Recently, the Alberta College of Pharmacy hosted events to celebrate pharmacy technician students entering the profession. While the events were intended to introduce students to the role of the college and their journey to become registered, PTSA was pleased to have representatives attend the events as guests. Events were held at each of the five colleges that had students graduating this year. I am very pleased to have had the opportunity to attend several of the events on behalf of PTSA.

During the formal portion of the program, students stood and recited the Code of Ethics. The responsibility that comes with being an essential health professional is significant. This action represented the pharmacy technician students’ acceptance of the responsibility entrusted to them by the public and other health professionals – to practice to a high standard of conduct.

As pharmacy technicians, we use our knowledge and skills to serve patients, contribute to society, and act as stewards of our profession. The principles within the Code of Ethics guide us towards achieving these expectations. Students were reminded to refer to the Code of Ethics throughout their careers to answer the tough questions that may arise in their practices. It was a good reminder for me too!
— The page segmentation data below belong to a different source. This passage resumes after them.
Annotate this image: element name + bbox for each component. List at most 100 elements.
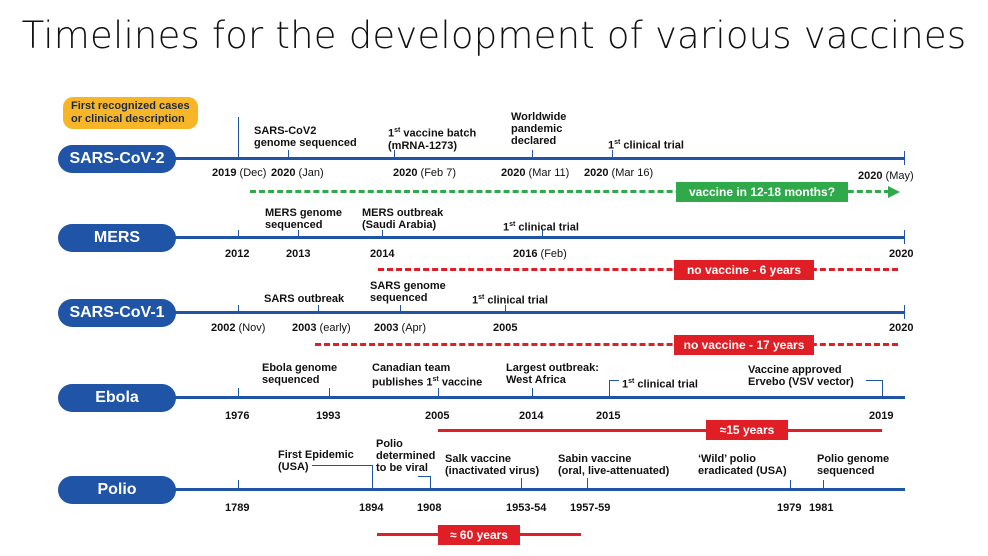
sars1-event-genome: SARS genome sequenced (370, 280, 446, 304)
sars1-axis-end (904, 305, 905, 319)
date-label: 1976 (225, 410, 250, 422)
note-line-1: First recognized cases (71, 100, 190, 112)
polio-label: Polio (58, 476, 176, 504)
mers-status-box: no vaccine - 6 years (674, 260, 814, 280)
viral-connector (418, 476, 430, 477)
date-label: 1993 (316, 410, 341, 422)
polio-event-sabin: Sabin vaccine (oral, live-attenuated) (558, 453, 669, 477)
date-label: 1789 (225, 502, 250, 514)
tick (609, 380, 610, 396)
note-connector (238, 117, 239, 159)
ebola-span-box: ≈15 years (706, 420, 788, 440)
date-label: 2015 (596, 410, 621, 422)
date-label: 2019 (Dec) (212, 167, 267, 179)
tick (612, 150, 613, 158)
event-line: to be viral (376, 462, 428, 474)
tick (298, 230, 299, 238)
mers-event-genome: MERS genome sequenced (265, 207, 342, 231)
date-label: 2003 (Apr) (374, 322, 426, 334)
sars2-axis (120, 157, 905, 160)
mers-label: MERS (58, 224, 176, 252)
event-line: genome sequenced (254, 137, 357, 149)
event-line: Worldwide (511, 111, 567, 123)
tick (372, 465, 373, 488)
date-label: 2020 (889, 322, 914, 334)
ebola-event-largest-outbreak: Largest outbreak: West Africa (506, 362, 599, 386)
tick (329, 388, 330, 396)
date-label: 1979 (777, 502, 802, 514)
sars2-projection-line (250, 190, 890, 193)
tick (238, 388, 239, 396)
event-line: Ervebo (VSV vector) (748, 376, 854, 388)
mers-event-outbreak: MERS outbreak (Saudi Arabia) (362, 207, 443, 231)
arrow-right-icon (888, 186, 900, 198)
tick (505, 305, 506, 313)
date-label: 1981 (809, 502, 834, 514)
sars1-event-outbreak: SARS outbreak (264, 293, 345, 305)
date-label: 2005 (493, 322, 518, 334)
tick (587, 478, 588, 488)
event-line: sequenced (262, 374, 320, 386)
event-line: pandemic (511, 123, 563, 135)
event-line: Polio genome (817, 453, 890, 465)
sars1-label: SARS-CoV-1 (58, 299, 176, 327)
sars1-axis (120, 311, 905, 314)
date-label: 1957-59 (570, 502, 611, 514)
date-label: 2020 (Mar 11) (501, 167, 570, 179)
date-label: 2013 (286, 248, 311, 260)
event-line: (inactivated virus) (445, 465, 540, 477)
tick (521, 478, 522, 488)
tick (790, 480, 791, 488)
event-line: eradicated (USA) (698, 465, 787, 477)
sars2-event-pandemic: Worldwide pandemic declared (511, 111, 566, 147)
polio-axis (120, 488, 905, 491)
event-line: (USA) (278, 461, 309, 473)
date-label: 2020 (889, 248, 914, 260)
tick (238, 305, 239, 313)
date-label: 2012 (225, 248, 250, 260)
ebola-event-vaccine-approved: Vaccine approved Ervebo (VSV vector) (748, 364, 854, 388)
note-line-2: or clinical description (71, 113, 185, 125)
tick (400, 305, 401, 313)
sars1-status-box: no vaccine - 17 years (674, 335, 814, 355)
event-line: ‘Wild’ polio (698, 453, 756, 465)
date-label: 1894 (359, 502, 384, 514)
event-line: SARS genome (370, 280, 446, 292)
tick (238, 230, 239, 238)
ebola-span-line (438, 429, 882, 432)
tick (288, 150, 289, 158)
sars1-event-clinical-trial: 1st clinical trial (472, 294, 548, 307)
sars2-projection-box: vaccine in 12-18 months? (676, 182, 848, 202)
tick (532, 150, 533, 158)
date-label: 2019 (869, 410, 894, 422)
tick (394, 150, 395, 158)
event-line: Canadian team (372, 362, 451, 374)
date-label: 2020 (May) (858, 170, 914, 182)
ebola-axis (120, 396, 905, 399)
event-line: sequenced (370, 292, 428, 304)
approval-connector (866, 380, 882, 381)
polio-event-eradicated: ‘Wild’ polio eradicated (USA) (698, 453, 787, 477)
polio-span-box: ≈ 60 years (438, 525, 520, 545)
event-line: Salk vaccine (445, 453, 512, 465)
event-line: (oral, live-attenuated) (558, 465, 670, 477)
tick (542, 230, 543, 238)
date-label: 2014 (370, 248, 395, 260)
first-epidemic-connector (312, 465, 372, 466)
clinical-trial-connector (609, 380, 619, 381)
event-line: determined (376, 450, 436, 462)
event-line: Polio (376, 438, 403, 450)
sars2-axis-end (904, 151, 905, 165)
event-line: MERS outbreak (362, 207, 444, 219)
date-label: 2003 (early) (292, 322, 351, 334)
date-label: 2014 (519, 410, 544, 422)
event-line: 1st vaccine batch (388, 127, 477, 140)
date-label: 1953-54 (506, 502, 547, 514)
event-line: West Africa (506, 374, 566, 386)
tick (532, 388, 533, 396)
mers-no-vaccine-line (378, 268, 898, 271)
date-label: 2020 (Feb 7) (393, 167, 456, 179)
ebola-event-clinical-trial: 1st clinical trial (622, 378, 698, 391)
tick (382, 230, 383, 238)
event-line: (mRNA-1273) (388, 139, 458, 152)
When was the last time you reviewed the Code of Ethics?

I didn’t have the same experience as the students I had an opportunity to meet – regulation of pharmacy technicians was not in place when I graduated so I didn’t experience the transition from a student to a regulated health professional. But I still recall the excitement, apprehension, and pride I felt entering the profession. Through the conversations I had, it was clear many of the students at these events were feeling the same. We all have a responsibility to support the transition of new graduates into the profession. Here are a few ideas about how we can do that:

Be available.

When new graduates first start practicing, they may not know what to do in certain situations. Having someone available they can trust, and ask questions of, will help them learn how things work in the pharmacy.

Impart knowledge freely.

Your years of experience has contributed to your professional expertise and helped improve your confidence. It is important for new graduates to learn from colleagues so they can build on the foundational knowledge they gained through school. Knowing your experiences can help new graduates improve their own practices.

Encourage reflection.

There is learning potential from good and bad situations. Everyone makes mistakes; how we learn from them helps us grow as professionals. Reinforce a just culture and ask relevant questions to help new graduates think about what worked well and what didn’t.

Recommend resources.

Whether it’s the Code of Ethics, pharmacy policies, evidence in the literature, or other health professionals, we look to resources to inform our practice. Learning what types of resources work best in certain situations can take time. Pointing new graduates in the right direction can help them become familiar sooner.